The dilemma that Africans and their leaders will face is whether to accept the vaccine and its attendant “sweeteners”. One way or the other, there will be aid and loan agreements tied into this.
The issue has been controversial and abhorrent to say the least. From a beneficence point of view, and in the absence of good medical facilities, the continent stands to gain from any successful trials and eventual treatment.
The question is, should Africa be the FIRST for those tests? Don’t answer that, because the World Health Organisation has strongly condemned this imperial arrogance.

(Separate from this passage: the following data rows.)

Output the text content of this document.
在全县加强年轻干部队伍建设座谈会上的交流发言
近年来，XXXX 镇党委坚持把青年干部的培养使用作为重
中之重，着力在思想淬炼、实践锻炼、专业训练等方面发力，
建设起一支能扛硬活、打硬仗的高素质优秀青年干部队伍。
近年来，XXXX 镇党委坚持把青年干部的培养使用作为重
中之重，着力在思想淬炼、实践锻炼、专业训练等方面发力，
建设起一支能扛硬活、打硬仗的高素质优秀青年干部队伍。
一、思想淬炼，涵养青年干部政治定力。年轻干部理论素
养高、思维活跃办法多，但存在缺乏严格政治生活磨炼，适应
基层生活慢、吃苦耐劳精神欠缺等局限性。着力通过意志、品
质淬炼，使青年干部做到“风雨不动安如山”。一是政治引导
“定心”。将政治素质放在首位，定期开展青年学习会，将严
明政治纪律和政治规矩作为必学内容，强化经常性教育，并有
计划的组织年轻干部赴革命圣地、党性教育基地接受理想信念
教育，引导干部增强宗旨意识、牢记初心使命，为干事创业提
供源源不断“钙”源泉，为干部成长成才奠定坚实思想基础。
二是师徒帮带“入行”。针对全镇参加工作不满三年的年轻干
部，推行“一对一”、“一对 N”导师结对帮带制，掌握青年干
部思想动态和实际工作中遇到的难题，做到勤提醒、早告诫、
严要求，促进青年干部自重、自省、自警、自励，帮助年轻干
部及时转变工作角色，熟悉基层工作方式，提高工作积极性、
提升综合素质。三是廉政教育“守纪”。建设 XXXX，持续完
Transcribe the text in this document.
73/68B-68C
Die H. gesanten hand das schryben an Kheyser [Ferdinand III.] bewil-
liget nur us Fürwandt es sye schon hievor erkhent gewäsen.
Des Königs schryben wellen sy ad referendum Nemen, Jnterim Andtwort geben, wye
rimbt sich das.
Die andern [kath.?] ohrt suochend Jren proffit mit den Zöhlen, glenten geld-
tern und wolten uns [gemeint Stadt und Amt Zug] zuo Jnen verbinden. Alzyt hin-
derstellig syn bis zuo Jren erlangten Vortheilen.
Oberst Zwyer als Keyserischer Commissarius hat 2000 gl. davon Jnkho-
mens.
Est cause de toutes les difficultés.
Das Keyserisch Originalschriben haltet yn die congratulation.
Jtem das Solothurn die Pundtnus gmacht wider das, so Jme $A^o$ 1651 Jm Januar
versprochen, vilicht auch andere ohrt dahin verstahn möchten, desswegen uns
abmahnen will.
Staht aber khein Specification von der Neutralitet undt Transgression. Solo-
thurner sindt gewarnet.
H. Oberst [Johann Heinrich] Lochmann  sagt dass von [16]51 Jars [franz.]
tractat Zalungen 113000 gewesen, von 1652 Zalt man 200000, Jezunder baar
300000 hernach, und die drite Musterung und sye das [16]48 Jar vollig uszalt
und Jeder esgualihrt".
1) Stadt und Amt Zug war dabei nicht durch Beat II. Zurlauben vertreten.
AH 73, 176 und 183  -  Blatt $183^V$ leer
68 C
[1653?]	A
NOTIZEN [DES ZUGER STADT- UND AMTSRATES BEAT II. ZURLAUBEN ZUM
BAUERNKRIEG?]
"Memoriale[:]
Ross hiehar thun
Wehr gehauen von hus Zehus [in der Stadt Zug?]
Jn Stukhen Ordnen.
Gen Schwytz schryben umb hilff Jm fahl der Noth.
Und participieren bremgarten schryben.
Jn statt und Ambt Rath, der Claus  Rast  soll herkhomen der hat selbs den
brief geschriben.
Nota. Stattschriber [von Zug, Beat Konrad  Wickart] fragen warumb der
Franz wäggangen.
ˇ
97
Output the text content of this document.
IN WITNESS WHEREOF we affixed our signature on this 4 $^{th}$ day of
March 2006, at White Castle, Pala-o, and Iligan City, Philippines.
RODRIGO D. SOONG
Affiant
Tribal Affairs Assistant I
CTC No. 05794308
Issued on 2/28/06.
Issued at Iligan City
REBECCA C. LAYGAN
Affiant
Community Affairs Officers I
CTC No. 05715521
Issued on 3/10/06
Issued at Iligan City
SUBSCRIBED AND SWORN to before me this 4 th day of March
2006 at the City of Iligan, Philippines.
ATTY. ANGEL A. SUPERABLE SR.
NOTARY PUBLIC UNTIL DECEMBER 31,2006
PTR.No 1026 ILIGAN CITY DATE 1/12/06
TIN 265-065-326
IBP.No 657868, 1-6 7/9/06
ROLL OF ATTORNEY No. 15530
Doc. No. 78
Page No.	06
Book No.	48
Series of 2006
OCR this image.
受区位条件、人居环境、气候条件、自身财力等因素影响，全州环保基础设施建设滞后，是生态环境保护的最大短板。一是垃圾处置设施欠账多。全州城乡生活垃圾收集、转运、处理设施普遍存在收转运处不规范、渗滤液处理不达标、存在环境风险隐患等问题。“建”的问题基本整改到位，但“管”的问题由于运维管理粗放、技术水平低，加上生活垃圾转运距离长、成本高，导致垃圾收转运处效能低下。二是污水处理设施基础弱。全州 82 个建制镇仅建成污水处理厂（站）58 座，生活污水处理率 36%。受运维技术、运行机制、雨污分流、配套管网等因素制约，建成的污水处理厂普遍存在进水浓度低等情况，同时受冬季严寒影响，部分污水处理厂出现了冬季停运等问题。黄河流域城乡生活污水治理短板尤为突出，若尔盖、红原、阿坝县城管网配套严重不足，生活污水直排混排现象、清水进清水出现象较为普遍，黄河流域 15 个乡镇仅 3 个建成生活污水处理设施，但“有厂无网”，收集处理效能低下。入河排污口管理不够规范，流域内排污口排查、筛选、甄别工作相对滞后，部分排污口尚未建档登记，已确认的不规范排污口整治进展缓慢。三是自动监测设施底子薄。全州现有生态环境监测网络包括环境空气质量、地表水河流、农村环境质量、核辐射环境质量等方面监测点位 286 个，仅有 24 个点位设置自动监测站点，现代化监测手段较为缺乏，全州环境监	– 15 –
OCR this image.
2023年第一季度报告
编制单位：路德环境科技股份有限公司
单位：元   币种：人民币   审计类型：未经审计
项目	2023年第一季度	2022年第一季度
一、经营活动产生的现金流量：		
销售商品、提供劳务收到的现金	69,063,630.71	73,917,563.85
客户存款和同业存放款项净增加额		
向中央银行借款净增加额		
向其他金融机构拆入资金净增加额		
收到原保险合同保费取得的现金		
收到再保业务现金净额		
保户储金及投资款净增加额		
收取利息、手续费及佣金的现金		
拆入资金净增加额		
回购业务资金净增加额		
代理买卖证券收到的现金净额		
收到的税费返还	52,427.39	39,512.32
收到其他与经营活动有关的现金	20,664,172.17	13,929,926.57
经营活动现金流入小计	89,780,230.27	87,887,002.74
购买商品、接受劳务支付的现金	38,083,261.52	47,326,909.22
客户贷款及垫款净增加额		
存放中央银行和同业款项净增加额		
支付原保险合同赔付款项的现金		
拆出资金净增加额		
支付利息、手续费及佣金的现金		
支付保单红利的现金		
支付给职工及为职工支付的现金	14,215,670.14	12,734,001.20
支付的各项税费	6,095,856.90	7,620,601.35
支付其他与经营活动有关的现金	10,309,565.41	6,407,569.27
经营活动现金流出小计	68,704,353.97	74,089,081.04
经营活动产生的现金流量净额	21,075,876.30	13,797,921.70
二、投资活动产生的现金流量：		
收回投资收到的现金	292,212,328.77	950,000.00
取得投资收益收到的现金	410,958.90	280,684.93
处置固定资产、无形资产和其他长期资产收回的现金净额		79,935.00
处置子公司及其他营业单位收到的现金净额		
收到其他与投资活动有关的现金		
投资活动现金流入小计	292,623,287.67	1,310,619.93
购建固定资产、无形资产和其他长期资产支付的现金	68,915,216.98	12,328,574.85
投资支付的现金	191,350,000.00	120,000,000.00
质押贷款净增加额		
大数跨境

Whatever good intentions have been lost in translation. Many Africans will be hoping that the lure of brown envelopes, aid and loan packages will not do the trick. If the vaccine is trailed and deemed safe elsewhere, any resistance to do so in Africa may likely diminish.
For all we know, this vaccine issue may just turn out to be the making or breaking of certain leaders in Africa. If African leaders are going to succumb to accepting this, it will be imperative to ensure that all ethical, cultural, scientific, legal and moral considerations have been addressed, prior to doing so. Sometimes, people do prefer to be kings in hell than slaves in heaven.
Please don’t forget to turn the lights out before you leave the room; and wash your hands.